A Travelexpo turismo e territori, con la piattaforma Etic: i 391 comuni entrano in rete
Una piattaforma per mettere in rete i territori, incrociare dati, opportunità e investimenti e provare a trasformare il turismo in sviluppo concreto. È da qui che parte la ventottesima edizione di Travelexpo, la Borsa globale dei turismi in programma al CDSHotels Città del Mare di Terrasini, con al centro Etic, il progetto illustrato da Toti Piscopo, CEO della Logos srl Comunicazione e Immagine e ideatore della manifestazione.
I numeri danno la dimensione dell’operazione: 391 comuni coinvolti, 179.950 aziende ed enti censiti, tra cui 955 agenzie di viaggio, 378 musei, 977 alberghi, 5.746 strutture ricettive e oltre 36 mila affitti brevi. E ancora: 86 opportunità di investimento, 94 eventi, decine di progetti e immobili da valorizzare. Una piattaforma che punta a mettere in contatto amministrazioni locali, operatori e investitori, offrendo per ogni area dati su servizi, accessibilità, economia e offerta turistica.
«Il turismo è un settore economico trasversale che distribuisce ricchezza, economica e sociale – ha detto Piscopo – e può diventare uno strumento di rigenerazione dei territori, soprattutto quelli più piccoli». Un percorso che si inserisce nel solco della “Civiltà del viaggio”, il progetto lanciato lo scorso anno, «nella convinzione che si debba fare di più e dire di meno». L’obiettivo è «valorizzare tutti i 391 comuni siciliani in una logica di sistema che non escluda nessuno, attraverso uno strumento come Etic che mette in rete dati, opportunità e progetti. La piattaforma deve servire a distribuire i flussi e ad allungare la stagione, ma soprattutto a creare le condizioni per attrarre investimenti e trasformare il turismo in sviluppo stabile per i territori».
Accanto alla progettualità, arrivano i numeri che certificano la crescita. Salvatore Burrafato, presidente della Gesap, la società di gestione dell’aeroporto Falcone Borsellino, ha tracciato il quadro dello scalo: «Abbiamo registrato 9,2 milioni di passeggeri, con 105 rotte, di cui 25 nazionali e 78 internazionali». Dati che confermano «uno stato di salute straordinario del turismo in Sicilia», ma che impongono anche investimenti continui: «Se prevediamo un milione di passeggeri in più, dobbiamo adeguare le infrastrutture».

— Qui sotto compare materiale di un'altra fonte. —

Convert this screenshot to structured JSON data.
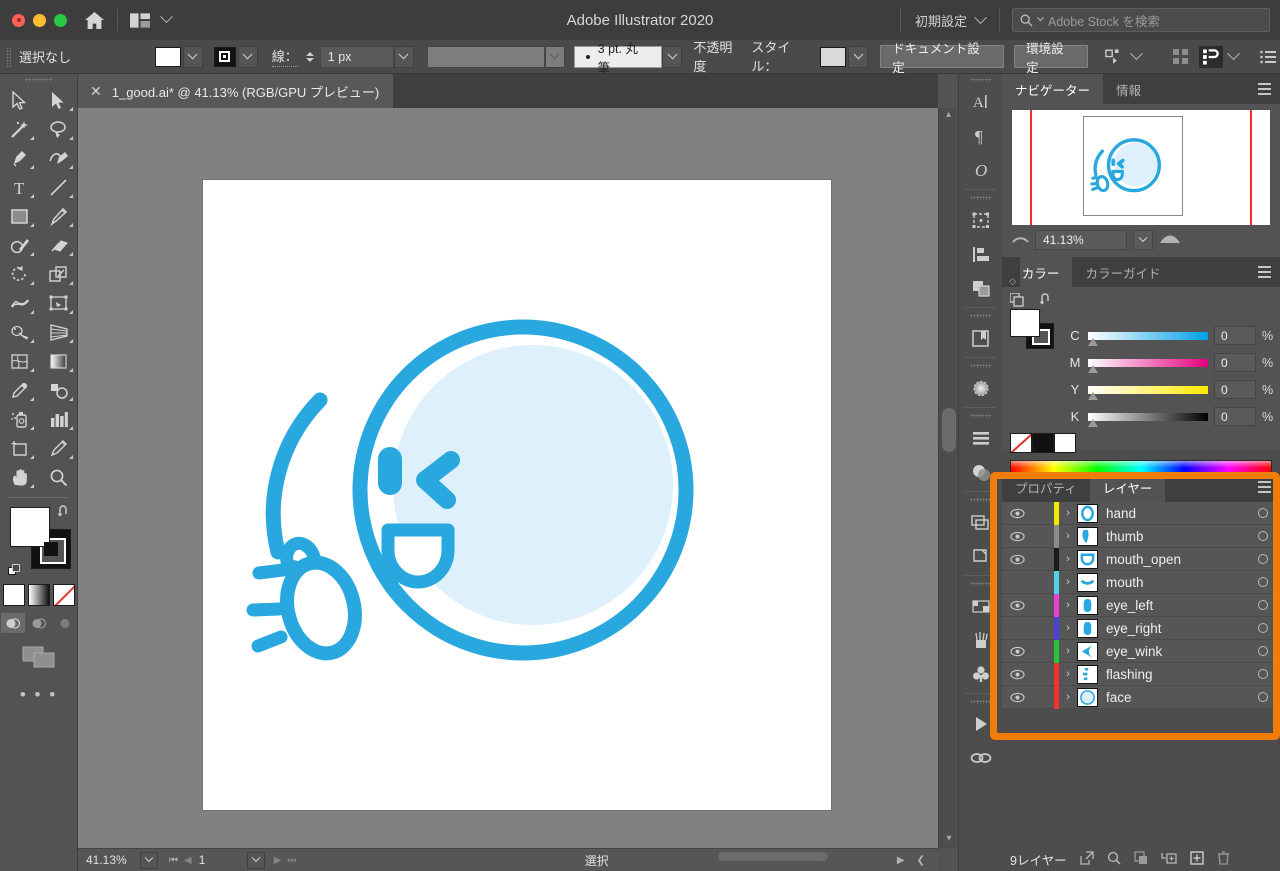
{
  "titlebar": {
    "app_title": "Adobe Illustrator 2020",
    "home_icon": "home-icon",
    "arrange_icon": "arrange-documents-icon",
    "workspace": "初期設定",
    "search_placeholder": "Adobe Stock を検索",
    "search_icon": "search-icon"
  },
  "controlbar": {
    "selection_status": "選択なし",
    "fill_label": "fill-swatch",
    "stroke_label": "stroke-swatch",
    "stroke_text": "線：",
    "stroke_weight": "1 px",
    "brush_definition": "3 pt. 丸筆",
    "opacity_label": "不透明度",
    "style_label": "スタイル：",
    "document_setup": "ドキュメント設定",
    "preferences": "環境設定",
    "select_similar_icon": "select-similar-icon",
    "align_icon": "align-icon",
    "arrange_icon": "arrange-icon",
    "options_icon": "options-list-icon"
  },
  "tools": [
    {
      "name": "selection-tool",
      "glyph": "arrow-outline"
    },
    {
      "name": "direct-selection-tool",
      "glyph": "arrow-solid"
    },
    {
      "name": "magic-wand-tool",
      "glyph": "wand"
    },
    {
      "name": "lasso-tool",
      "glyph": "lasso"
    },
    {
      "name": "pen-tool",
      "glyph": "pen"
    },
    {
      "name": "curvature-tool",
      "glyph": "curvature"
    },
    {
      "name": "type-tool",
      "glyph": "T"
    },
    {
      "name": "line-segment-tool",
      "glyph": "line"
    },
    {
      "name": "rectangle-tool",
      "glyph": "rect"
    },
    {
      "name": "paintbrush-tool",
      "glyph": "brush"
    },
    {
      "name": "shaper-tool",
      "glyph": "shaper"
    },
    {
      "name": "eraser-tool",
      "glyph": "eraser"
    },
    {
      "name": "rotate-tool",
      "glyph": "rotate"
    },
    {
      "name": "scale-tool",
      "glyph": "scale"
    },
    {
      "name": "width-tool",
      "glyph": "width"
    },
    {
      "name": "free-transform-tool",
      "glyph": "freetransform"
    },
    {
      "name": "shape-builder-tool",
      "glyph": "shapebuilder"
    },
    {
      "name": "perspective-grid-tool",
      "glyph": "perspective"
    },
    {
      "name": "mesh-tool",
      "glyph": "mesh"
    },
    {
      "name": "gradient-tool",
      "glyph": "gradient"
    },
    {
      "name": "eyedropper-tool",
      "glyph": "eyedropper"
    },
    {
      "name": "blend-tool",
      "glyph": "blend"
    },
    {
      "name": "symbol-sprayer-tool",
      "glyph": "sprayer"
    },
    {
      "name": "column-graph-tool",
      "glyph": "graph"
    },
    {
      "name": "artboard-tool",
      "glyph": "artboard"
    },
    {
      "name": "slice-tool",
      "glyph": "slice"
    },
    {
      "name": "hand-tool",
      "glyph": "hand"
    },
    {
      "name": "zoom-tool",
      "glyph": "zoom"
    }
  ],
  "document_tab": {
    "close_icon": "close-icon",
    "title": "1_good.ai* @ 41.13% (RGB/GPU プレビュー)"
  },
  "statusbar": {
    "zoom": "41.13%",
    "page": "1",
    "mode": "選択",
    "first_icon": "first-page-icon",
    "prev_icon": "prev-page-icon",
    "next_icon": "next-page-icon",
    "last_icon": "last-page-icon"
  },
  "icondock": [
    {
      "name": "character-panel-icon",
      "glyph": "A"
    },
    {
      "name": "paragraph-panel-icon",
      "glyph": "¶"
    },
    {
      "name": "opentype-panel-icon",
      "glyph": "O"
    },
    {
      "name": "transform-panel-icon",
      "glyph": "transform"
    },
    {
      "name": "align-panel-icon",
      "glyph": "align"
    },
    {
      "name": "pathfinder-panel-icon",
      "glyph": "pathfinder"
    },
    {
      "name": "libraries-panel-icon",
      "glyph": "libraries"
    },
    {
      "name": "gradient-panel-icon",
      "glyph": "gradient"
    },
    {
      "name": "stroke-panel-icon",
      "glyph": "stroke"
    },
    {
      "name": "transparency-panel-icon",
      "glyph": "transparency"
    },
    {
      "name": "appearance-panel-icon",
      "glyph": "appearance"
    },
    {
      "name": "graphic-styles-panel-icon",
      "glyph": "graphicstyles"
    },
    {
      "name": "swatches-panel-icon",
      "glyph": "swatches"
    },
    {
      "name": "brushes-panel-icon",
      "glyph": "brushes"
    },
    {
      "name": "symbols-panel-icon",
      "glyph": "symbols"
    },
    {
      "name": "actions-panel-icon",
      "glyph": "play"
    },
    {
      "name": "links-panel-icon",
      "glyph": "links"
    }
  ],
  "navigator": {
    "tabs": [
      {
        "label": "ナビゲーター",
        "active": true
      },
      {
        "label": "情報",
        "active": false
      }
    ],
    "menu_icon": "panel-menu-icon",
    "zoom": "41.13%",
    "zoom_out_icon": "zoom-out-icon",
    "zoom_in_icon": "zoom-in-icon"
  },
  "color": {
    "tabs": [
      {
        "label": "カラー",
        "active": true
      },
      {
        "label": "カラーガイド",
        "active": false
      }
    ],
    "menu_icon": "panel-menu-icon",
    "sliders": [
      {
        "letter": "C",
        "value": "0",
        "unit": "%",
        "color": "#00a0e9"
      },
      {
        "letter": "M",
        "value": "0",
        "unit": "%",
        "color": "#e4007f"
      },
      {
        "letter": "Y",
        "value": "0",
        "unit": "%",
        "color": "#ffe800"
      },
      {
        "letter": "K",
        "value": "0",
        "unit": "%",
        "color": "#000000"
      }
    ],
    "swatch_none": "none-swatch",
    "swatch_black": "black-swatch",
    "swatch_white": "white-swatch"
  },
  "layers": {
    "tabs": [
      {
        "label": "プロパティ",
        "active": false
      },
      {
        "label": "レイヤー",
        "active": true
      }
    ],
    "menu_icon": "panel-menu-icon",
    "highlight_color": "#f07c0a",
    "rows": [
      {
        "name": "hand",
        "visible": true,
        "color": "#f2e900",
        "thumb": "hand"
      },
      {
        "name": "thumb",
        "visible": true,
        "color": "#8a8a8a",
        "thumb": "thumb"
      },
      {
        "name": "mouth_open",
        "visible": true,
        "color": "#1a1a1a",
        "thumb": "mouth_open"
      },
      {
        "name": "mouth",
        "visible": false,
        "color": "#4cd4e8",
        "thumb": "mouth"
      },
      {
        "name": "eye_left",
        "visible": true,
        "color": "#e741d8",
        "thumb": "eye_left"
      },
      {
        "name": "eye_right",
        "visible": false,
        "color": "#4a3fd6",
        "thumb": "eye_right"
      },
      {
        "name": "eye_wink",
        "visible": true,
        "color": "#22c636",
        "thumb": "eye_wink"
      },
      {
        "name": "flashing",
        "visible": true,
        "color": "#f2322f",
        "thumb": "flashing"
      },
      {
        "name": "face",
        "visible": true,
        "color": "#f2322f",
        "thumb": "face"
      }
    ],
    "footer": {
      "count": "9レイヤー",
      "icons": [
        {
          "name": "locate-object-icon"
        },
        {
          "name": "search-layer-icon"
        },
        {
          "name": "make-clipping-mask-icon"
        },
        {
          "name": "create-sublayer-icon"
        },
        {
          "name": "create-new-layer-icon"
        },
        {
          "name": "delete-selection-icon"
        }
      ]
    }
  },
  "artwork": {
    "stroke_color": "#29a8e0",
    "face_fill": "#ddf0fb",
    "description": "winking smiley face with hand and flashing lines"
  }
}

A riportare il dibattito sugli affanni della macchina pubblica e dei servizi che non arrivano è il presidente di Anci Sicilia Paolo Amenta: «Abbiamo una sfida internazionale e la Sicilia non la può vincere con ritardi o lentezze. Non può esistere – ha aggiunto – un territorio bellissimo dove poi non arrivano i servizi essenziali».
Dalla Regione l’assessore al Turismo Elvira Amata lega la crescita alla capacità di distribuire i flussi e di usare gli strumenti digitali per valorizzare in Italia, e a livello internazionale, quanto di bello può offrire l’Isola: «Dobbiamo fare in modo che il turismo non si fermi in poche località ma raggiunga tutta la Sicilia, valorizzando anche i territori meno conosciuti. La digitalizzazione è fondamentale per orientare meglio l’offerta e capire i comportamenti dei visitatori, così da intervenire in modo mirato».
A inserire il quadro internazionale è stato anche Gonzalo Ceballos Watling, direttore a Roma dell’Ente spagnolo del turismo, che ha richiamato il peso del settore su scala europea: «La Spagna ha superato i 97 milioni di visitatori internazionali e 136 miliardi di euro di spesa turistica, ma il punto non sono solo i numeri. Il turismo è fatto di persone, di chi viaggia e di chi lavora nei territori, ed è questo che deve guidare le strategie».
Sul piano operativo, il Comune di Palermo prova a giocare la carta della programmazione, con un calendario di eventi già in fase avanzata e da spendere sui mercati internazionali. «Stiamo costruendo un calendario delle manifestazioni turistiche e sportive per il 2026 – ha spiegato l’assessore al Turismo, Alessandro Anello – che servirà a promuovere la città e ad allungare la stagione, puntando anche sui mesi meno forti. L’obiettivo è dare continuità ai flussi e diversificare i segmenti, dal turismo di fascia alta ai nomadi digitali fino al turismo della longevità».
A riportare il discorso su un piano più concreto è il direttore generale di Anci Sicilia Mario Alvano, che mette al centro un nodo meno visibile ma decisivo: la conoscenza del patrimonio locale. «I comuni devono partire dalle loro competenze e conoscere davvero il proprio territorio», ha detto, con riferimento anche agli immobili e alle opportunità di rigenerazione ancora non sfruttate.